Electrical Resistivity and Electron-microscopic Observation of Sintered Chromium Dioxide

Abstract

Since an establishment of the preparation method of the CrO2 powder, various efforts have been made to obtain a compact body of the oxide to measure its electrical and magnetic properties. Since the oxide decomposes to nonmagnetic Cr2O3 at temperatures above 400°-450°C in the atmospheric pressure, a sintered body could not be obtained by the usual technique.The present paper describes the preparation method of the highly dense sintered bodies of CrO2 by hot-pressing at mechanical pressure of 30000kg/cm2 and at 450°C. A high pressure apparatus used in this experiment is of a modified internal heating type. A starting powder of CrO2 was obtained by the thermal decomposition of CrO3 under an oxygen pressure of about 350kg/cm2 at 400°C. The obtained powder was coldpressed into a disk having the diameter of 6mm and the thickness of 3mm. The pressed body was heated at 450°C for 2hours at various pressures ranging from 10000 to 30000kg/cm2 in the pressing apparatus.An electronmicroscopic observation of fractured surfaces of the samples hot-pressed at pressures less than 15000kg/cm2 showed an intergranular fracture and the original shape of each grain remained unchanged. In the samples pressed at above 25000kg/cm2 a transgranular fracture was observed and therefore the samples conclusively exhibited a strong bonding between grains. The applied pressures higher than 30000kg/cm2 remarkably promoted the sintering of CrO2 even at low temperature as 450°C.The bulk density of the samples pressed at 30000kg/cm2 was higher than 99% of the X-ray density.
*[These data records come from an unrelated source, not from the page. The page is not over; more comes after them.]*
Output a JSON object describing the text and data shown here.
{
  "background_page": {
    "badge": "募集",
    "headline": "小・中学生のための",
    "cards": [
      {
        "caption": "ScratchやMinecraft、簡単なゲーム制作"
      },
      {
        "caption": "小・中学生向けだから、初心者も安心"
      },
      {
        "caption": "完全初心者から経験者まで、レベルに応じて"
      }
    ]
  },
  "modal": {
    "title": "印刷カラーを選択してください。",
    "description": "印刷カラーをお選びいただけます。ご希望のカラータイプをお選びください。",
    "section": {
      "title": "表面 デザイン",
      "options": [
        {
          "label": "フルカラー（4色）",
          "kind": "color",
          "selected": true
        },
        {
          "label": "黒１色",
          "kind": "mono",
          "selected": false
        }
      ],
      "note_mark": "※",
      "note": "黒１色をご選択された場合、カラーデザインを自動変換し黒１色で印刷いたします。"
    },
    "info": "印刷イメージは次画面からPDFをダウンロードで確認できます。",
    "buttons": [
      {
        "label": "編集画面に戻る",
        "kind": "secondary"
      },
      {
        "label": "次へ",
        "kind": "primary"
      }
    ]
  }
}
The electrical properties were quite different from the result obtained by CrO2 powder. The electrical resistivity showed a metal-like behavior, i.e. it increased monotonously with increasing temperature in the range -196°C to 300°C and there existed a small change in a slope of temperature dependence of resestivity at the Curie temperature of CrO2. The result is consistent with the metallic behavior of CrO2 as predicted by a Goodenough model.